There are, roughly speaking, two broad categories of herbs. There are those that are leafy, like parsley, cilantro, and mint. And there are those that are not, like rosemary, dill, thyme, and chives.
As a general rule, leafy herbs don't keep as well as non-leafy ones. They lose moisture faster and are more prone to rotting. So plan to use these up as soon as you can; even under optimal conditions, you'll eke out a week at best. It's also a good plan to buy smaller bundles of herbs at the market. It may seem like a rip-off, especially if the bunches are sold at a fixed price, but you'll be more likely to use the herbs you have before they go off.
Beyond those general distinctions, most herbs should be cared for in much the same way. To get the most out of your herbs, treat them like flowers: they should be kept moist, but with lots of breathing room. They should be cool but not cold. And they can be preserved, if handled with care.
The first step in storing herbs is to dry off the leaves. Wet leaves lead to quick rotting, a problem as many herbs need a quick rinse before using. If you have a salad spinner, this is an easy task. Just spin your herbs dry, then lay them on paper towels to wick away any excess moisture. If you don't have a salad spinner, lay out a long strip of paper towel and roll the herb bundles until they feel mostly dry. Then let them sit on the unrolled towel for about half an hour.
To store, roll each bundle in its own length of paper towel, twice around. The towel will stall the refrigerator's drying effect, but won't trap moisture against the leaves like plastic. To sneak a few more days out of my herbs, I stick the stems in a glass of filtered water, which I change every couple days. As in the photo above, I fold the top of the paper towel roll over the herbs and tuck it into the glass (above the water line).

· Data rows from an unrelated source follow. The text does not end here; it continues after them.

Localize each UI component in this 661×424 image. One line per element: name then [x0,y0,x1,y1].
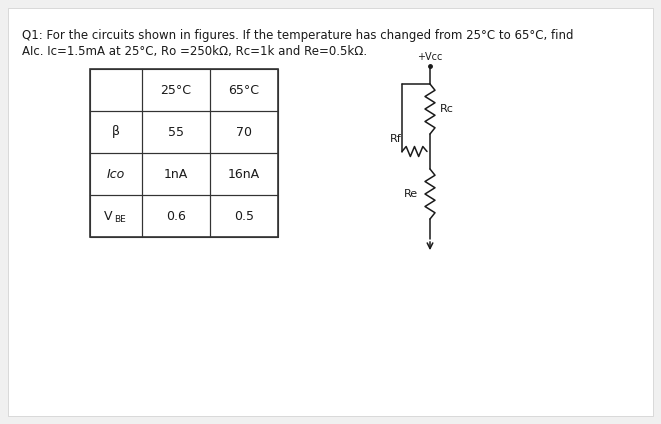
Text: AIc. Ic=1.5mA at 25°C, Rᴏ =250kΩ, Rᴄ=1k and Re=0.5kΩ.: AIc. Ic=1.5mA at 25°C, Rᴏ =250kΩ, Rᴄ=1k … [22,45,367,58]
Text: 0.6: 0.6 [166,209,186,223]
Text: 16nA: 16nA [228,167,260,181]
Text: Rf: Rf [390,134,402,143]
Text: 1nA: 1nA [164,167,188,181]
Text: Re: Re [404,189,418,199]
Text: 55: 55 [168,126,184,139]
Text: 70: 70 [236,126,252,139]
Text: V: V [104,209,112,223]
Text: 0.5: 0.5 [234,209,254,223]
Text: +Vcc: +Vcc [417,52,443,62]
Text: β: β [112,126,120,139]
Text: Rc: Rc [440,104,454,114]
Text: Q1: For the circuits shown in figures. If the temperature has changed from 25°C : Q1: For the circuits shown in figures. I… [22,29,574,42]
Text: BE: BE [114,215,126,223]
FancyBboxPatch shape [8,8,653,416]
Text: 25°C: 25°C [161,84,192,97]
Text: 65°C: 65°C [229,84,260,97]
Text: Ico: Ico [107,167,125,181]
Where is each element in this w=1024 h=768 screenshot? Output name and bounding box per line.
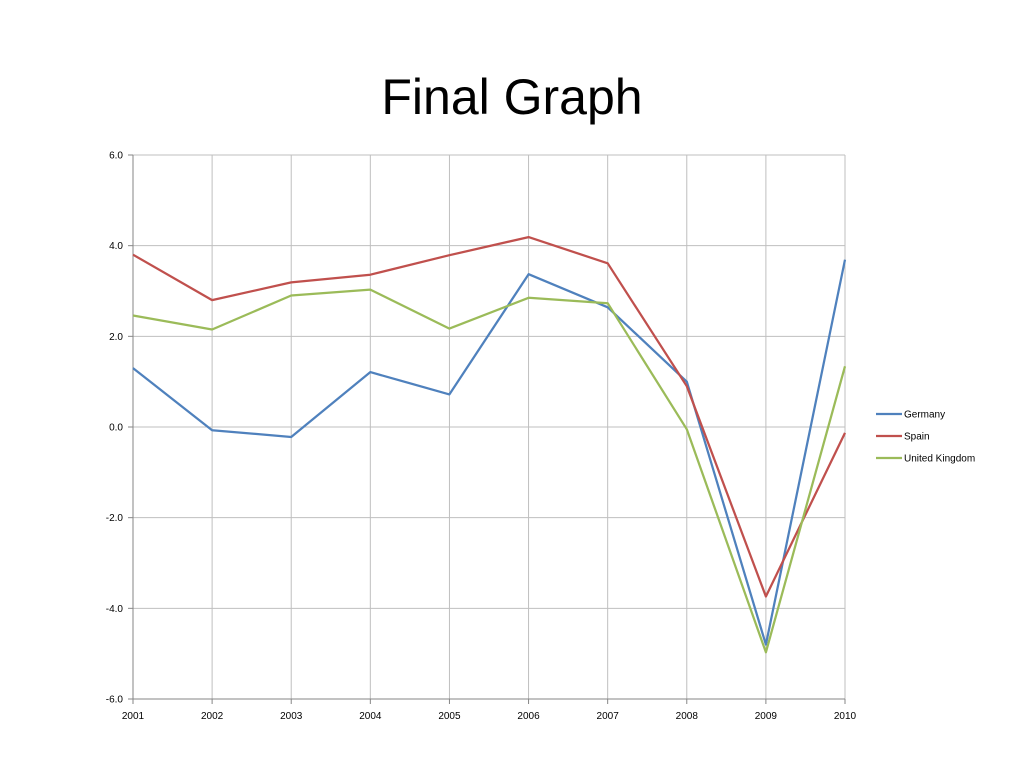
y-axis-tick-labels: -6.0 -4.0 -2.0 0.0 2.0 4.0 6.0 — [106, 151, 124, 706]
x-tick-label: 2001 — [122, 711, 145, 722]
chart-gridlines — [128, 154, 846, 704]
y-tick-label: -4.0 — [106, 604, 124, 615]
slide-title: Final Graph — [381, 69, 643, 125]
legend-label: United Kingdom — [904, 454, 975, 465]
y-tick-label: -6.0 — [106, 695, 124, 706]
x-tick-label: 2009 — [755, 711, 778, 722]
y-tick-label: 4.0 — [109, 241, 123, 252]
legend-label: Spain — [904, 432, 930, 443]
x-tick-label: 2003 — [280, 711, 303, 722]
series-line-spain — [132, 235, 847, 598]
series-line-germany — [132, 259, 847, 646]
y-tick-label: 2.0 — [109, 332, 123, 343]
x-tick-label: 2008 — [676, 711, 699, 722]
series-line-united-kingdom — [132, 288, 847, 654]
y-tick-label: 6.0 — [109, 151, 123, 162]
y-tick-label: -2.0 — [106, 513, 124, 524]
x-tick-label: 2007 — [597, 711, 620, 722]
x-tick-label: 2004 — [359, 711, 382, 722]
x-tick-label: 2010 — [834, 711, 857, 722]
chart-legend: Germany Spain United Kingdom — [876, 410, 975, 465]
chart-series — [132, 235, 847, 654]
x-axis-tick-labels: 2001 2002 2003 2004 2005 2006 2007 2008 2009 2010 — [122, 711, 857, 722]
legend-label: Germany — [904, 410, 945, 421]
x-tick-label: 2002 — [201, 711, 224, 722]
x-tick-label: 2006 — [517, 711, 540, 722]
y-tick-label: 0.0 — [109, 423, 123, 434]
x-tick-label: 2005 — [438, 711, 461, 722]
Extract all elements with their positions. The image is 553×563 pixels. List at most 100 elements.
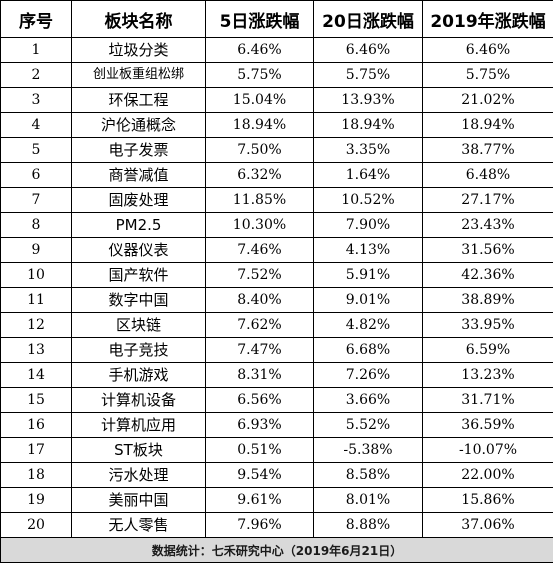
change-2019-cell: 37.06%	[423, 513, 553, 538]
change-5day-cell: 8.40%	[206, 288, 314, 313]
change-5day-cell: 7.50%	[206, 138, 314, 163]
change-2019-cell: 6.59%	[423, 338, 553, 363]
change-5day-cell: 7.96%	[206, 513, 314, 538]
sector-name-cell: 无人零售	[72, 513, 206, 538]
change-20day-cell: 9.01%	[314, 288, 423, 313]
change-20day-cell: 8.58%	[314, 463, 423, 488]
footer-row: 数据统计：七禾研究中心（2019年6月21日）	[1, 538, 553, 563]
row-index-cell: 17	[1, 438, 72, 463]
change-5day-cell: 9.61%	[206, 488, 314, 513]
sector-name-cell: ST板块	[72, 438, 206, 463]
change-5day-cell: 7.52%	[206, 263, 314, 288]
row-index-cell: 18	[1, 463, 72, 488]
change-20day-cell: 6.46%	[314, 38, 423, 63]
row-index-cell: 10	[1, 263, 72, 288]
row-index-cell: 8	[1, 213, 72, 238]
header-index: 序号	[1, 1, 72, 38]
row-index-cell: 1	[1, 38, 72, 63]
change-20day-cell: 5.91%	[314, 263, 423, 288]
change-2019-cell: 31.56%	[423, 238, 553, 263]
change-5day-cell: 6.46%	[206, 38, 314, 63]
sector-name-cell: 数字中国	[72, 288, 206, 313]
sector-name-cell: 商誉减值	[72, 163, 206, 188]
row-index-cell: 20	[1, 513, 72, 538]
change-5day-cell: 5.75%	[206, 63, 314, 88]
change-5day-cell: 11.85%	[206, 188, 314, 213]
data-source-note: 数据统计：七禾研究中心（2019年6月21日）	[1, 538, 553, 563]
change-2019-cell: 6.48%	[423, 163, 553, 188]
change-5day-cell: 6.56%	[206, 388, 314, 413]
change-2019-cell: 36.59%	[423, 413, 553, 438]
row-index-cell: 9	[1, 238, 72, 263]
row-index-cell: 2	[1, 63, 72, 88]
row-index-cell: 6	[1, 163, 72, 188]
change-2019-cell: 22.00%	[423, 463, 553, 488]
sector-name-cell: 电子发票	[72, 138, 206, 163]
header-sector-name: 板块名称	[72, 1, 206, 38]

Lastly, keep your herbs in the front of your refrigerator, which is the warmest part. This isn't just because herbs do better at warmer temperatures, but because you're far more likely to remember them if they're in easy view. Most of the time, my herbs rot in the fridge when I forget I have them. The only herbs I don't treat this way are thyme and rosemary, which seem to stand up to common fridge abuse pretty well.
If you want to store herbs for weeks or months, I recommend freezing over drying, which tends to rob most herbs of their flavor. Pack minced herbs into an ice cube tray and cover with water before freezing. Your herb-sicles won't defrost into the crisp herbs they were, but will work fine in soups, sautés, and wet applications. This technique works best with delicate, leafy herbs.